Which brings me around to one of your own comments about “cities not reacting quickly enough” to a pandemic situation. I congratulate you on your astuteness and insight. Management and prevention of pandemic in the US and Canada will require immediate up-front independent and authoritative decision making. Quick reaction by the authorities in all of our institutions will be a necessity if we are to delay the spread of the disease. Hours and days will be critical in that process. Unfortunately, the pandemic structure that is being emphasized currently, is waiting on the WHO, the CDC or DHHS, to “officially declare a pandemic”, according to artificial levels of severity and transmission. In my view, school districts, colleges, counties, states, provinces and large city authorities, will treat the situation like an epidemic, in my opinion, waiting for health authorities, political leaders, and experts to provide direction.

The much needed critical direction will not come on a timely basis, because of the reasons you mention, and more.

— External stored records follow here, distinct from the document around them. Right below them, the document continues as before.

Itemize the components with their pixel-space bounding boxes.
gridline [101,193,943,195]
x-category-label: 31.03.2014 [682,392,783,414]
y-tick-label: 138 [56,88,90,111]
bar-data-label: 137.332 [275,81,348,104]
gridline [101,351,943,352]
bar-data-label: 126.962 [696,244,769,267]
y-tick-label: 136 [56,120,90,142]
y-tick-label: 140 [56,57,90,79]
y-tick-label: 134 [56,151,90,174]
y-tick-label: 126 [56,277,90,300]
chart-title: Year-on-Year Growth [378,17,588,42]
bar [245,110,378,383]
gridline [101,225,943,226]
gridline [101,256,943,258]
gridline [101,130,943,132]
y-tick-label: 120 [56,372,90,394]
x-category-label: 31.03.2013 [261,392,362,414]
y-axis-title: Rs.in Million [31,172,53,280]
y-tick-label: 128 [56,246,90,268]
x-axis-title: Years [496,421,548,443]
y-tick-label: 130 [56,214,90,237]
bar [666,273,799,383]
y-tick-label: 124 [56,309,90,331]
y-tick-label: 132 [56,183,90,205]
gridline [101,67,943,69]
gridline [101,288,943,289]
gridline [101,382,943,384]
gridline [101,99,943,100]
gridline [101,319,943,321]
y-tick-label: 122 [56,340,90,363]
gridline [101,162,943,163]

You said it right, it will only be when the entire situation is beyond hope, then people in authority will be coerced into making late decisions.

I don’t know about you or anyone else Orange, but this ol’ country boy has no intention of becoming an influenza statistic in John Barry’s sequel.

When the proper time comes, I’m not waiting until the local health department, school superintendent, or college president, or some political hack, waits for a committee response.